Euro-Area Economic Confidence Climbs Amid RecessionCorina Ruhe
Economic confidence in the euro area increased in May, adding to signs the region is beginning to emerge from the longest recession in the single-currency era.
An index of executive and consumer sentiment rose to 89.4 from 88.6 in April, the European Commission in Brussels said today. That’s in line with the median estimate in a Bloomberg News survey of 33 economists.
“The survey is still at levels consistent with a continued contraction in the euro-area economy, and therefore a continued recession for the time being,” Philip Shaw, chief economist at Investec Securities in London, said by telephone. “The most encouraging number is the consumer confidence indicator, which has jumped a little bit more quickly than the rest.”
The 17-nation economy’s contraction has left the European Central Bank to try to mitigate the damage by cutting interest rates and exploring unconventional ways of channeling money to needy companies, especially in the south. The ECB this month cut its benchmark rate to a record low of 0.5 percent.
“Our measures gave breathing space from markets driven by panic, which were forcing the economy into a position where inappropriately high interest rates would make default a self-fulfilling prophecy,” ECB President Mario Draghi said earlier this month. “Today we are seeing some encouraging signs of tangible improvements in financial conditions. Spreads in sovereign and corporate debt markets have narrowed considerably.”
The euro area’s 18-month recession will end in the second quarter, as the economy stagnates before returning to growth in the following three months, according to a separate Bloomberg survey. The economy contracted 0.2 percent in the first quarter.

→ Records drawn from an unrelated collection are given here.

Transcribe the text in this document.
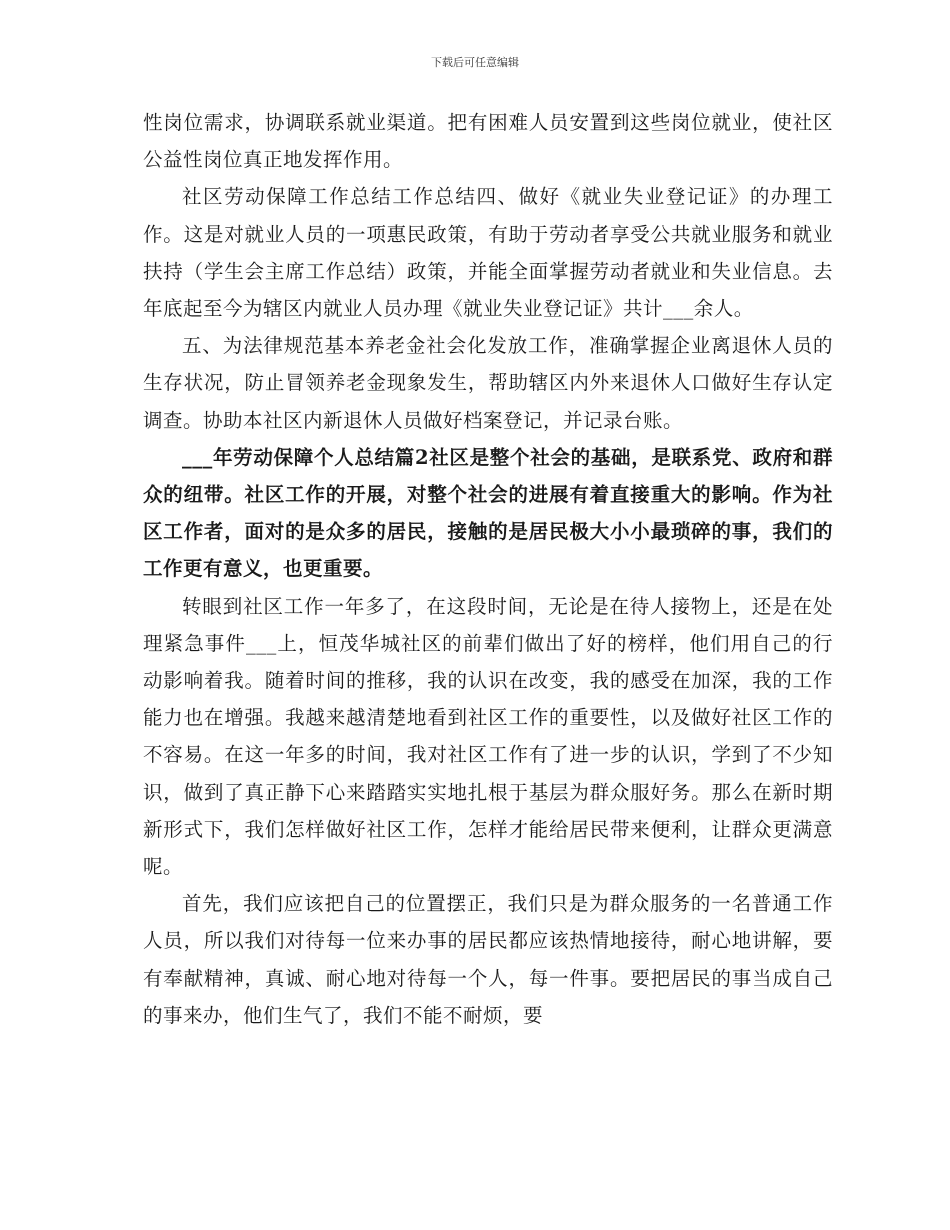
下载后可任意编辑

性岗位需求，协调联系就业渠道。把有困难人员安置到这些岗位就业，使社区公益性岗位真正地发挥作用。

社区劳动保障工作总结工作总结四、做好《就业失业登记证》的办理工作。这是对就业人员的一项惠民政策，有助于劳动者享受公共就业服务和就业扶持（学生会主席工作总结）政策，并能全面掌握劳动者就业和失业信息。去年底起至今为辖区内就业人员办理《就业失业登记证》共计___余人。

五、为法律规范基本养老金社会化发放工作，准确掌握企业离退休人员的生存状况，防止冒领养老金现象发生，帮助辖区内外来退休人口做好生存认定调查。协助本社区内新退休人员做好档案登记，并记录台账。

___年劳动保障个人总结篇2社区是整个社会的基础，是联系党、政府和群众的纽带。社区工作的开展，对整个社会的进展有着直接重大的影响。作为社区工作者，面对的是众多的居民，接触的是居民极大小小最琐碎的事，我们的工作更有意义，也更重要。

转眼到社区工作一年多了，在这段时间，无论是在待人接物上，还是在处理紧急事件___上，恒茂华城社区的前辈们做出了好的榜样，他们用自己的行动影响着我。随着时间的推移，我的认识在改变，我的感受在加深，我的工作能力也在增强。我越来越清楚地看到社区工作的重要性，以及做好社区工作的不容易。在这一年多的时间，我对社区工作有了进一步的认识，学到了不少知识，做到了真正静下心来踏踏实实地扎根于基层为群众服好务。那么在新时期新形式下，我们怎样做好社区工作，怎样才能给居民带来便利，让群众更满意呢。

首先，我们应该把自己的位置摆正，我们只是为群众服务的一名普通工作人员，所以我们对待每一位来办事的居民都应该热情地接待，耐心地讲解，要有奉献精神，真诚、耐心地对待每一个人，每一件事。要把居民的事当成自己的事来办，他们生气了，我们不能不耐烦，要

A gauge of sentiment among European manufacturers increased to minus 13 from minus 13.8 in April, today’s report showed. An indicator of services confidence climbed to minus 9.3 from minus 11.1, while consumer confidence improved to minus 21.9 from minus 22.3.
The euro extended gains against the dollar after the survey results were released, trading at $1.2965 at 1:31 p.m. in Brussels, up 0.2 percent on the day.
Spain’s recession eased in the first quarter as domestic demand stabilized while exports, which the government says will drive the recovery of the euro-area’s fourth-largest economy, fell at the fastest pace in a year, a report today showed.
In the U.K., house prices increased the most in 18 months on an annual basis in May as the recovery in the market for residential property gained momentum, Nationwide Building Society said today.
Switzerland’s economy climbed 0.6 percent in the first quarter from the end of December, beating a median estimate of 0.2 percent in a Bloomberg News survey, with consumer spending helping it to perform better than the neighboring euro area.
The encouraging confidence data from Europe followed a May 28 report in the U.S. that showed consumer confidence in the world’s largest economy climbed in May to the highest level in more than five years as views on the economy and labor market improved.
In China, the second-largest economy, Premier Li Keqiang told German business leaders this week that his country is confronted by “huge challenges” as it seeks 7 percent annual growth this decade, down from more than 10 percent in the previous 10 years.
Today’s economic-confidence report followed a May 16 trade report that showed euro-area exports rose rose 2.8 percent in March and the trade surplus widened to 18.7 billion euros ($24 billion). European Union car sales rose in April for the first time since September 2011.
PSA Peugeot Citroen, Europe’s second-biggest carmaker, said demand for new vehicles in the region has started to stabilize at a “very low level,” after European Union car sales rose 1.8 percent in April, the first gain since September 2011.
Even so, the auto market is near a two-decade low. Maxime Picat, head of the manufacturer’s Peugeot brand, said May 22 that industry sales in Europe will fall 5 percent this year in the sixth consecutive annual decline, and that it’s too early to predict a rebound.